Perugia, maxi frode fiscale: otto arresti

Un’associazione a delinquere attiva nel settore dei rottami metallici e protagonista di una frode fiscale milionaria. A smascherarla è stata la guardia di finanza di Perugia che all’alba di mercoledì ha eseguito otto arresti fra Campania e Lombardia.

Il gruppo è ritenuto responsabile di una frode milionaria, realizzata attraverso un giro vorticoso di fatture false incentrato su tredici società: sette sono italiane, quattro ungheresi, una rumena e un’altra localizzata in Svizzera. Gli inquirenti definiscono «impressionante» l’entità del raggiro: sono state individuate fatture false per oltre 160 milioni di euro, oltre 40 milioni di Iva evasa e oltre 85 milioni di base imponibile sottratta al fisco italiano, indebite compensazioni di imposte e contributi previdenziali con 3 milioni di crediti Iva inesistenti

Arrestati In carcere ci sono finiti G.M., imprenditore 53enne napoletano, operante da tempo nel settore del recupero dei rottami metallici; il 47enne C.V., contabile e responsabile amministrativo del gruppo e I.P., 50 anni e anche lui di Napoli, commercialista-ideatore dei sistemi di frode. Agli arresti domiciliari ci sono finiti altri cinque soggetti, tutti prestanome messi a capo delle varie società coinvolte.

L’inizio Le indagini coordinate dalla procura di Perugia e svolte dal nucleo di polizia tributaria della guardia di Finanza di Perugia e dal servizio antifrode dell’agenzia delle dogane, hanno preso il via dall’esame della contabilità di una società di Bastia Umbra, un tempo con sede legale a Napoli. I primi accertamenti, svolti in collaborazione con le polizie doganali e tributarie d’oltralpe, hanno subito fatto emergere una serie di anomalie: documentazioni di trasporto irregolari, mancanza di idonee strutture di stoccaggio, assenza di personale tecnico, pagamenti tramite semplici compensazioni finanziarie o cessioni di crediti dubbi, perfino false contestazioni sulla qualità delle merci e dei macchinari per giustificare l’emissione di note di credito.

I prestanome I successivi sequestri da parte dei militari delle Fiamme Gialle hanno consentito di recuperare gli schemi dettagliati delle transazioni commerciali che avevano interessato diverse società, sia italiane che estere. Dati attraverso i quali è stato possibile risalire al ruolo di meri prestanome ricoperto dagli amministratori di alcune imprese coinvolte nella frode.
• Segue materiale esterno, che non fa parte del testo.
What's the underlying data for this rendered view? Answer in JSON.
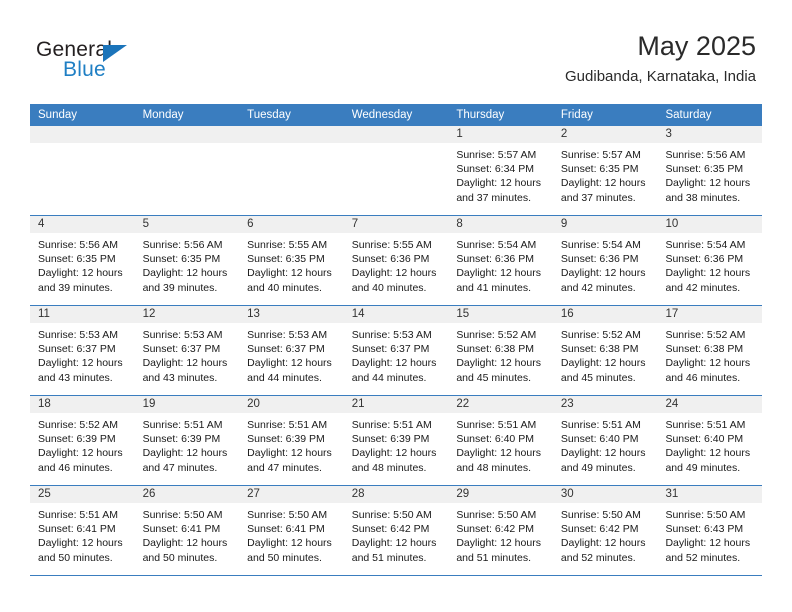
{
  "brand": {
    "name_top": "General",
    "name_bottom": "Blue",
    "accent_color": "#1b74ba",
    "logo_icon": "triangle-logo-icon"
  },
  "header": {
    "title": "May 2025",
    "subtitle": "Gudibanda, Karnataka, India"
  },
  "calendar": {
    "header_bg": "#3a7dbf",
    "day_band_bg": "#f0f0f0",
    "weekdays": [
      "Sunday",
      "Monday",
      "Tuesday",
      "Wednesday",
      "Thursday",
      "Friday",
      "Saturday"
    ],
    "weeks": [
      [
        {
          "day": "",
          "lines": []
        },
        {
          "day": "",
          "lines": []
        },
        {
          "day": "",
          "lines": []
        },
        {
          "day": "",
          "lines": []
        },
        {
          "day": "1",
          "lines": [
            "Sunrise: 5:57 AM",
            "Sunset: 6:34 PM",
            "Daylight: 12 hours",
            "and 37 minutes."
          ]
        },
        {
          "day": "2",
          "lines": [
            "Sunrise: 5:57 AM",
            "Sunset: 6:35 PM",
            "Daylight: 12 hours",
            "and 37 minutes."
          ]
        },
        {
          "day": "3",
          "lines": [
            "Sunrise: 5:56 AM",
            "Sunset: 6:35 PM",
            "Daylight: 12 hours",
            "and 38 minutes."
          ]
        }
      ],
      [
        {
          "day": "4",
          "lines": [
            "Sunrise: 5:56 AM",
            "Sunset: 6:35 PM",
            "Daylight: 12 hours",
            "and 39 minutes."
          ]
        },
        {
          "day": "5",
          "lines": [
            "Sunrise: 5:56 AM",
            "Sunset: 6:35 PM",
            "Daylight: 12 hours",
            "and 39 minutes."
          ]
        },
        {
          "day": "6",
          "lines": [
            "Sunrise: 5:55 AM",
            "Sunset: 6:35 PM",
            "Daylight: 12 hours",
            "and 40 minutes."
          ]
        },
        {
          "day": "7",
          "lines": [
            "Sunrise: 5:55 AM",
            "Sunset: 6:36 PM",
            "Daylight: 12 hours",
            "and 40 minutes."
          ]
        },
        {
          "day": "8",
          "lines": [
            "Sunrise: 5:54 AM",
            "Sunset: 6:36 PM",
            "Daylight: 12 hours",
            "and 41 minutes."
          ]
        },
        {
          "day": "9",
          "lines": [
            "Sunrise: 5:54 AM",
            "Sunset: 6:36 PM",
            "Daylight: 12 hours",
            "and 42 minutes."
          ]
        },
        {
          "day": "10",
          "lines": [
            "Sunrise: 5:54 AM",
            "Sunset: 6:36 PM",
            "Daylight: 12 hours",
            "and 42 minutes."
          ]
        }
      ],
      [
        {
          "day": "11",
          "lines": [
            "Sunrise: 5:53 AM",
            "Sunset: 6:37 PM",
            "Daylight: 12 hours",
            "and 43 minutes."
          ]
        },
        {
          "day": "12",
          "lines": [
            "Sunrise: 5:53 AM",
            "Sunset: 6:37 PM",
            "Daylight: 12 hours",
            "and 43 minutes."
          ]
        },
        {
          "day": "13",
          "lines": [
            "Sunrise: 5:53 AM",
            "Sunset: 6:37 PM",
            "Daylight: 12 hours",
            "and 44 minutes."
          ]
        },
        {
          "day": "14",
          "lines": [
            "Sunrise: 5:53 AM",
            "Sunset: 6:37 PM",
            "Daylight: 12 hours",
            "and 44 minutes."
          ]
        },
        {
          "day": "15",
          "lines": [
            "Sunrise: 5:52 AM",
            "Sunset: 6:38 PM",
            "Daylight: 12 hours",
            "and 45 minutes."
          ]
        },
        {
          "day": "16",
          "lines": [
            "Sunrise: 5:52 AM",
            "Sunset: 6:38 PM",
            "Daylight: 12 hours",
            "and 45 minutes."
          ]
        },
        {
          "day": "17",
          "lines": [
            "Sunrise: 5:52 AM",
            "Sunset: 6:38 PM",
            "Daylight: 12 hours",
            "and 46 minutes."
          ]
        }
      ],
      [
        {
          "day": "18",
          "lines": [
            "Sunrise: 5:52 AM",
            "Sunset: 6:39 PM",
            "Daylight: 12 hours",
            "and 46 minutes."
          ]
        },
        {
          "day": "19",
          "lines": [
            "Sunrise: 5:51 AM",
            "Sunset: 6:39 PM",
            "Daylight: 12 hours",
            "and 47 minutes."
          ]
        },
        {
          "day": "20",
          "lines": [
            "Sunrise: 5:51 AM",
            "Sunset: 6:39 PM",
            "Daylight: 12 hours",
            "and 47 minutes."
          ]
        },
        {
          "day": "21",
          "lines": [
            "Sunrise: 5:51 AM",
            "Sunset: 6:39 PM",
            "Daylight: 12 hours",
            "and 48 minutes."
          ]
        },
        {
          "day": "22",
          "lines": [
            "Sunrise: 5:51 AM",
            "Sunset: 6:40 PM",
            "Daylight: 12 hours",
            "and 48 minutes."
          ]
        },
        {
          "day": "23",
          "lines": [
            "Sunrise: 5:51 AM",
            "Sunset: 6:40 PM",
            "Daylight: 12 hours",
            "and 49 minutes."
          ]
        },
        {
          "day": "24",
          "lines": [
            "Sunrise: 5:51 AM",
            "Sunset: 6:40 PM",
            "Daylight: 12 hours",
            "and 49 minutes."
          ]
        }
      ],
      [
        {
          "day": "25",
          "lines": [
            "Sunrise: 5:51 AM",
            "Sunset: 6:41 PM",
            "Daylight: 12 hours",
            "and 50 minutes."
          ]
        },
        {
          "day": "26",
          "lines": [
            "Sunrise: 5:50 AM",
            "Sunset: 6:41 PM",
            "Daylight: 12 hours",
            "and 50 minutes."
          ]
        },
        {
          "day": "27",
          "lines": [
            "Sunrise: 5:50 AM",
            "Sunset: 6:41 PM",
            "Daylight: 12 hours",
            "and 50 minutes."
          ]
        },
        {
          "day": "28",
          "lines": [
            "Sunrise: 5:50 AM",
            "Sunset: 6:42 PM",
            "Daylight: 12 hours",
            "and 51 minutes."
          ]
        },
        {
          "day": "29",
          "lines": [
            "Sunrise: 5:50 AM",
            "Sunset: 6:42 PM",
            "Daylight: 12 hours",
            "and 51 minutes."
          ]
        },
        {
          "day": "30",
          "lines": [
            "Sunrise: 5:50 AM",
            "Sunset: 6:42 PM",
            "Daylight: 12 hours",
            "and 52 minutes."
          ]
        },
        {
          "day": "31",
          "lines": [
            "Sunrise: 5:50 AM",
            "Sunset: 6:43 PM",
            "Daylight: 12 hours",
            "and 52 minutes."
          ]
        }
      ]
    ]
  }
}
Associazione a delinquere Tutto, secondo gli inquirenti, era organizzato nel minimo dettaglio: l’organizzazione stampava in Italia anche le fatture delle società estere, tanto che nel computer di un indagato è stato trovato un software contabile in lingua ungherese. Nonostante i tentativi di ostacolare l’indagine attraverso l’occultamento della contabilità e perfino il trasferimento all’estero della sede legale di una società, i militari sono comunque riusciti a ricostruire il disegno criminoso e i ruoli dei vari personaggi. Un’associazione criminale definita «stabile» e che avrebbe utilizzato numerose società per evadere sistematicamente le imposte attraverso la creazione di crediti Iva fittizi, poi utilizzati in compensazione per non versare neanche un euro di imposte dirette e di contributi previdenziali.

Beni sequestrati Agli arrestati viene contestata l’associazione a delinquere aggravata, finalizzata alla frode fiscale transnazionale. Contestata anche la responsabilità amministrativa per il reato associativo commesso dagli amministratori nei confronti di tre società italiane beneficiarie della frode.I beni degli arrestati sono stati posto sotto sequestro preventivo fino alla soglia massima di 42 milioni di euro, come stabilito dal Gip di Perugia. Stessa sorte per i beni riconducibili alle tre società beneficiarie che ammontano a 31 milioni di euro.